When you first open this Adobe Creative Cloud App Manager app, you should begin by letting the app "install" LRCC2015.7, PSCC  and any other apps in your subscription.  It will overwrite your current install of the trial version of LR and take over management of your Adobe CC subscription.


----------



## rb_stern (Oct 29, 2016)

Thanks. When I first d/l Creative Cloud I didn't include Photoshop, but I did include everything else.  - presumably including the app manger. But just in case, I re-downloaded and opened it, and LR is still giving me the same message as before. However, it seems to be intermittent! Does it make a difference if I open LR CC from the app icon in the applications folder, or from the little icon shaped like like a figure 8 in the title bar at the top of the screen?


----------



## Gnits (Oct 30, 2016)

I discovered recently when I got this sign on message (very annoying) that the Creative Cloud app was out of date.  Updating the Creative Cloud App solved the problem.  






I complained to Adobe support that their app should be giving me a message to update my CC app rather than block me out of my CC subscription. As I have seen so many similar issues discussed on these forums, it is annoying that Adobe cannot solve this at source.  The people who are most likely to have the biggest challenge with this are the people who have the least skills to troubleshoot or resolve.


----------



## Jimmsp (Oct 30, 2016)

I had this problem a couple of times over the last year. I talked with Adobe Tech support, and they even had a problem fixing it.
The best solution seemed to be to log out of Adobe CC , then log back in.

Jim


----------



## Gnits (Oct 30, 2016)

Logging out and in did not solve my problem.  Checking if the "Creative Cloud" was the latest version, then logging out and in worked for me.  

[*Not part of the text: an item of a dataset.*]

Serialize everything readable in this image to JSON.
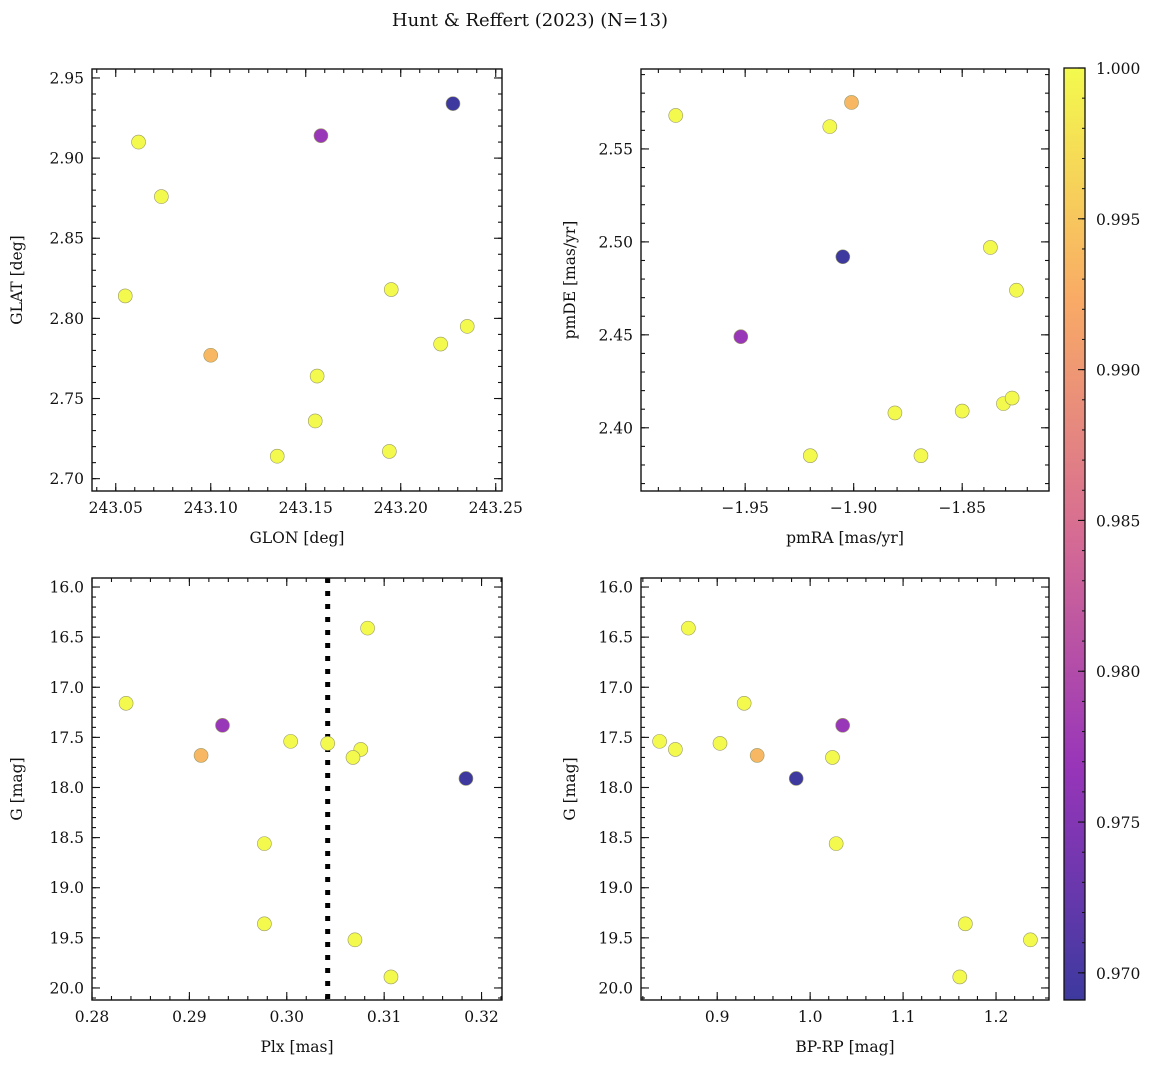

Given the frequency of these issues I suspect there are several hidden triggers to this issue, all we can do is hope the underlying bugs / gaps in the app get fixed.


----------



## rb_stern (Oct 31, 2016)

I logged out then logged back in again, double checked that I had the latest version of CC, re-downloaded the app. manager, and the problem is still there.


----------



## Gnits (Oct 31, 2016)

I would log a support call with Adobe.  As a Cc subscriber you are entitled to support.  I do not have direct access right now to my main PC, replying on iPad, will post the link when I get the opportunity.


----------



## Gnits (Oct 31, 2016)

Go to Contact Customer Care

Follow the questions ....
ie
Select product .... Creative Cloud
Issue  Installation / activation ...

You can then select Phone/ Chat or Forum.

As I live in Dublin Ireland, I usually select Chat.  The Adobe support engineer can do a remote support session if they feel it might be needed and if you agree.  I have had this licence issue several times and sometimes an update seems to break my CS6 Creative Suite installation.


----------



## Gnits (Nov 2, 2016)

Just FYI.....  I had a re-occurrence of this problem. Could not resolve myself, so had a chat session with Adobe support. It took Adobe Support 52 minutes to resolve via remote session.  They ran a repair tool, which did not fix the problem and then spent time deleting processes running in Task Manager. Not sure what other corrective action was taken.

This is approx the 5th time I have had this issue.


----------



## Christian Koerner (Nov 4, 2016)

Running the install as "Administrator" fixed it for me...


----------